はあい、とドアを開けると、そこにはコートを羽織った、善光先生が立っていた。

吐く息を白くさせて、急に悪いな、と言う。


「せ、先生、どうしたの?」


けれど、私をスルーして、後ろを見つめている。


あ、竹澤先生の靴。


途端に、先生の表情が崩れ始める。


泣いているような、怒っているような、哀しいような、それら全部を混ぜた複雑な先生の顔。


靴を睨みつけている。


苦しさが胸を突き上げるようにして、襲ってくる。

押し潰されそうになりながら、私はようやく言葉を絞り出した。


「先生、」


「……これ、もうすぐクリスマスだから」


私の前に差し出された正方形の箱。


リボンも何もついていない。


前に貰った指輪の箱も、何一つ飾られていなかった。


真っ白な雪のような箱。

開けると、シルバーの腕輪が入っていた。


リングと同じように、シンプルな。


「これも、お守り? このリングと同じ効果があるの?」


先生が、ふっと笑ったように感じた。


「……これはただの腕輪だから。
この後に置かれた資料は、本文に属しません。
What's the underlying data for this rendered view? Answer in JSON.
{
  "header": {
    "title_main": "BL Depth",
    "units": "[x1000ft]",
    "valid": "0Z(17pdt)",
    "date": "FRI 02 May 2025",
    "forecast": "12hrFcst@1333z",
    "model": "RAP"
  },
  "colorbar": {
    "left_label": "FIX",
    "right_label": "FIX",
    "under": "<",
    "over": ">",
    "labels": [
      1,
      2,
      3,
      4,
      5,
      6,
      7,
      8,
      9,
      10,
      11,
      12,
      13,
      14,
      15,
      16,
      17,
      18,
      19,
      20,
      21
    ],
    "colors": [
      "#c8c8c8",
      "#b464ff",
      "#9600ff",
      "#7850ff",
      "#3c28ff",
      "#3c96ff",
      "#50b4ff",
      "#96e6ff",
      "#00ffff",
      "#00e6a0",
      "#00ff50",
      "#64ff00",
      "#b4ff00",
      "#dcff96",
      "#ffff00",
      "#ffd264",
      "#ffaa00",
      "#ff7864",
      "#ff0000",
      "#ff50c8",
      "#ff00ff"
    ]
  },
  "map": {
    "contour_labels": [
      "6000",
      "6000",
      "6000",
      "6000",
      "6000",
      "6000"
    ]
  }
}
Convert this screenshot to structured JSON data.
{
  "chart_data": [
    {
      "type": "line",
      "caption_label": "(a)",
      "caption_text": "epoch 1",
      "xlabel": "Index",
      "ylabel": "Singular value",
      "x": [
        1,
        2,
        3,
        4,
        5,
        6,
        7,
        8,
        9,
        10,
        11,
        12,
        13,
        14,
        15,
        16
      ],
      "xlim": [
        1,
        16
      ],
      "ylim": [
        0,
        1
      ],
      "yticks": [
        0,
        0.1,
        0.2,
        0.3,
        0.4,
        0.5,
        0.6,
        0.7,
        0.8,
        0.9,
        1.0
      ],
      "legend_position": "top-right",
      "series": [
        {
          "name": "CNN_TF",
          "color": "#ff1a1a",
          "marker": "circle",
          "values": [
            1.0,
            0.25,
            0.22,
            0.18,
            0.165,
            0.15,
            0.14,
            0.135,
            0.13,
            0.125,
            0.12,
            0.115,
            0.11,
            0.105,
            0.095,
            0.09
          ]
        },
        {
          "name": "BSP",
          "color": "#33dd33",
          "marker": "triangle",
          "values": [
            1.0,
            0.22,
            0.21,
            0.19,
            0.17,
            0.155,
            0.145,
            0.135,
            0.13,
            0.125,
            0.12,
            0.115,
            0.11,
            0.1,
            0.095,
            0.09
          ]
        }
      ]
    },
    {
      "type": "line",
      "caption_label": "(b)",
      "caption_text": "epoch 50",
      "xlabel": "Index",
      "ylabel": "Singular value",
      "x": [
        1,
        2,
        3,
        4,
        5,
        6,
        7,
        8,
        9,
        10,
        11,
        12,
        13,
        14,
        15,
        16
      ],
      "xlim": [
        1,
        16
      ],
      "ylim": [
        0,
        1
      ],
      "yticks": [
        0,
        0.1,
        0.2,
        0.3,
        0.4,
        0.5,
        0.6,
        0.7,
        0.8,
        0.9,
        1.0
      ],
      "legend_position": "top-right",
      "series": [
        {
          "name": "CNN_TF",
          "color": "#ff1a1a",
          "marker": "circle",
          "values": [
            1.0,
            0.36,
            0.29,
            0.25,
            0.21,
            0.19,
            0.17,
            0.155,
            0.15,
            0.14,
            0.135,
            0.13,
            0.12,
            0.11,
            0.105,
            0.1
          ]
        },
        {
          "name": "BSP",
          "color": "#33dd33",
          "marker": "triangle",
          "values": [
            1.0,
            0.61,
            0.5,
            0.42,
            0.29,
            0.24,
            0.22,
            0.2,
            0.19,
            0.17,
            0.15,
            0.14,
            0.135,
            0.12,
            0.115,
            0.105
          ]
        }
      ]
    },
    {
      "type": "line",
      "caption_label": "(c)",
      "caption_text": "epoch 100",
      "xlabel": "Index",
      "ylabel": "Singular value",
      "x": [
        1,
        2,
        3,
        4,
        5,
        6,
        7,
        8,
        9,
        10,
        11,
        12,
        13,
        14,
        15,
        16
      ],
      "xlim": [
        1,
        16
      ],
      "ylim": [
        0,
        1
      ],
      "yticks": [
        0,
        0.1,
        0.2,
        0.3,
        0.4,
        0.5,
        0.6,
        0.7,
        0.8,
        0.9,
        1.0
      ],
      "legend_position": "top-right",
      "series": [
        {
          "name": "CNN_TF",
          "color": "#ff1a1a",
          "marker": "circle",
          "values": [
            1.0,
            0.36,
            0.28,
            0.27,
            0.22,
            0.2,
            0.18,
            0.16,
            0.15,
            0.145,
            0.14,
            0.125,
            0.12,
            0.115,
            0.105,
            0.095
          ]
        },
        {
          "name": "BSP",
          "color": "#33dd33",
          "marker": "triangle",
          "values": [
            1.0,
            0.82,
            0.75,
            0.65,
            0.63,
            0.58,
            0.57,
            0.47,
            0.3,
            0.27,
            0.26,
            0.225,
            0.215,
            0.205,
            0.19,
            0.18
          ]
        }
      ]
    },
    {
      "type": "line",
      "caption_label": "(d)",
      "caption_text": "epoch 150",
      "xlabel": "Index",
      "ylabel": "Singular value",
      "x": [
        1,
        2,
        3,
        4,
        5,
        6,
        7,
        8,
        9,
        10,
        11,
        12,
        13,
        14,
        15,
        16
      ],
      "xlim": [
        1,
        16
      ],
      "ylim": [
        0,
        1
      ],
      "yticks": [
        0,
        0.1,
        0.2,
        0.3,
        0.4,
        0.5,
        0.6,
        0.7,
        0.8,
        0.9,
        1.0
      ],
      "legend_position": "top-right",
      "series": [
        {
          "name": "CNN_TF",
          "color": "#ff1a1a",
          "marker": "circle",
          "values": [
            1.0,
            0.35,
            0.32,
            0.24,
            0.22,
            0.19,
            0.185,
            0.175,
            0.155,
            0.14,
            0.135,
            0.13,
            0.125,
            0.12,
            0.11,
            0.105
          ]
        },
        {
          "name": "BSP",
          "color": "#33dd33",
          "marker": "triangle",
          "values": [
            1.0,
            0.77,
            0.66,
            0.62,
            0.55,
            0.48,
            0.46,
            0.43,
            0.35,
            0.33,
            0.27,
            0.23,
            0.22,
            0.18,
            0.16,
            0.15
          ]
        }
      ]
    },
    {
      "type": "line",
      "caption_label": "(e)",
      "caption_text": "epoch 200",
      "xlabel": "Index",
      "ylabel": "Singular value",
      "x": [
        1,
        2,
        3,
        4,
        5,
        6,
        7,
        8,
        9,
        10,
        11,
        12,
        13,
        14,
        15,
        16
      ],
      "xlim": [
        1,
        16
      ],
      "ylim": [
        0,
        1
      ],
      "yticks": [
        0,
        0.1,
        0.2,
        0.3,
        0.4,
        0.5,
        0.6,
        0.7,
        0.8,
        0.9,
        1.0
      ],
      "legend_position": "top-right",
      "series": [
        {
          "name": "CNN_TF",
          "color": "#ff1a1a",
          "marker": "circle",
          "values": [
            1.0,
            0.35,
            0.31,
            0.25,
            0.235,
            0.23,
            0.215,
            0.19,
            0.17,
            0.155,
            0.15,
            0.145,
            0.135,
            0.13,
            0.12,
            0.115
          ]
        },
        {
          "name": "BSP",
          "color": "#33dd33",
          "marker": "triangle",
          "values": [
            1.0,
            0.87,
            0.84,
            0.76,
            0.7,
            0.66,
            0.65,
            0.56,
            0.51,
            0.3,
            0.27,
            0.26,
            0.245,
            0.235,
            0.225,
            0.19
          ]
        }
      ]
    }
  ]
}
嫌なら身につけなくていい」


私は箱から腕輪を取り出した。


「ううん、つけるよ」


そう返した、その途端。


先生は私から腕輪を取り上げると、私の左手首を取って、ぐいっと手首にはめた。


小箱が、からんと音をさせて、地面に落ちる。


それに気を取られて、目線を下げた。


先生は、私の手首をつかんでいた手を離すと、そのまま私の頬にそっと触れた。


軽いキスのように、指先がふわりと触れたんだ。


けれど、それはすぐに離れていって、先生は踵を返すと、じゃあなと言って去っていった。


腕輪をはめてもらった時、先生の顔は見られなかった。


直前の、先生の苦しそうな表情が、棘のように刺さっていたから。


リビングに戻ると、竹澤先生がマドレーヌをむしゃむしゃと食べていた。

それを見て少しだけホッとすると、私も同じようにマドレーヌを頬張った。